Decree 900 was passed to address extreme land inequality: 2% of Guatemala's population controlled 72% of all arable land, and only 12% of that land was being farmed. Árbenz aimed to shift Guatemala from what he called a pseudo-feudal economy to a capitalist one by distributing unused land to landless peasants and increasing agricultural output.

How did Decree 900 affect the United Fruit Company?

Under Decree 900, Guatemala expropriated approximately 234,000 acres of uncultivated land from the United Fruit Company, compensating the company with $627,572 in bonds. United Fruit, which held 550,000 acres representing 42% of Guatemala's arable land, disputed the valuation and lobbied the U.S. government for intervention, contributing directly to the 1954 CIA-backed coup.

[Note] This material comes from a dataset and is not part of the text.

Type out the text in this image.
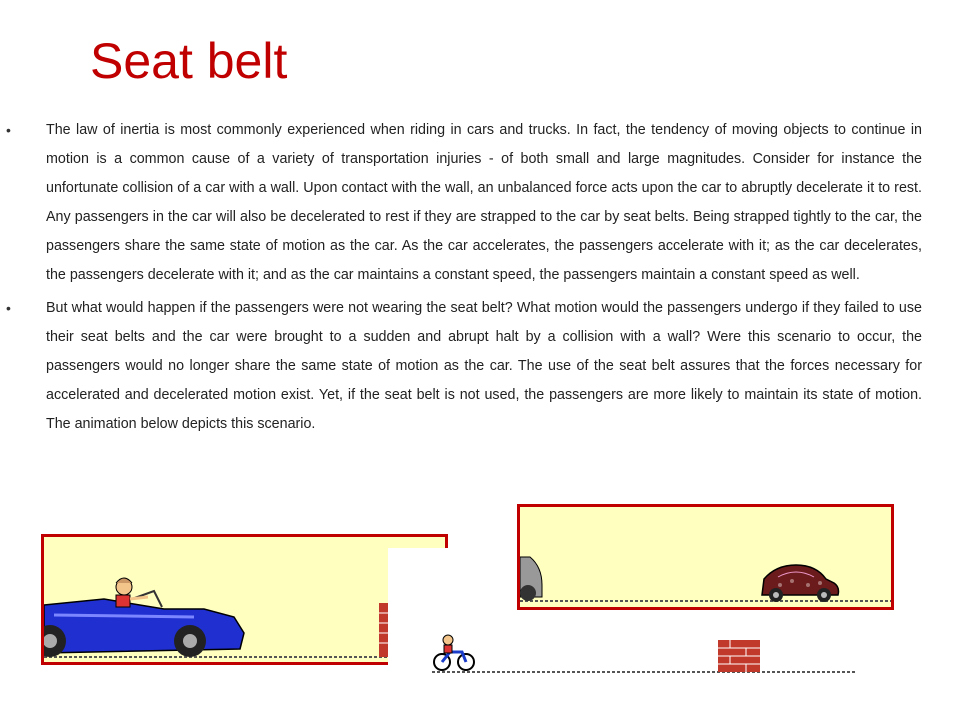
Seat belt
• The law of inertia is most commonly experienced when riding in cars and trucks. In fact, the tendency of moving objects to continue in motion is a common cause of a variety of transportation injuries - of both small and large magnitudes. Consider for instance the unfortunate collision of a car with a wall. Upon contact with the wall, an unbalanced force acts upon the car to abruptly decelerate it to rest. Any passengers in the car will also be decelerated to rest if they are strapped to the car by seat belts. Being strapped tightly to the car, the passengers share the same state of motion as the car. As the car accelerates, the passengers accelerate with it; as the car decelerates, the passengers decelerate with it; and as the car maintains a constant speed, the passengers maintain a constant speed as well.
• But what would happen if the passengers were not wearing the seat belt? What motion would the passengers undergo if they failed to use their seat belts and the car were brought to a sudden and abrupt halt by a collision with a wall? Were this scenario to occur, the passengers would no longer share the same state of motion as the car. The use of the seat belt assures that the forces necessary for accelerated and decelerated motion exist. Yet, if the seat belt is not used, the passengers are more likely to maintain its state of motion. The animation below depicts this scenario.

Why was Decree 900 repealed?

Decree 900 was repealed after the June 1954 coup that overthrew Árbenz, orchestrated by the CIA through Operation PBSuccess with military forces led by Carlos Castillo Armas. Armas became president on the 8th of July 1954 and reversed 95% of all land redistributions, restored all land to United Fruit, and destroyed government documents relating to the law.

How long was Decree 900 in effect?

Decree 900 was in force for eighteen months, from its signing on the 17th of June 1952 until its repeal following the coup in July 1954. In that period, 1,400,000 acres were redistributed to 100,000 families, and a National Agrarian Bank disbursed millions in loans with a repayment rate of around 90% by July 1954.

What role did the Communist Party of Guatemala play in Decree 900?

The Communist Party of Guatemala (PGT) supported Árbenz politically and its leaders were among his personal friends. PGT members helped draft the legislation and proposed the Local Agrarian Committees that administered land redistribution at the community level. Árbenz accepted some PGT proposals but rejected others, including a mandate for producer cooperatives.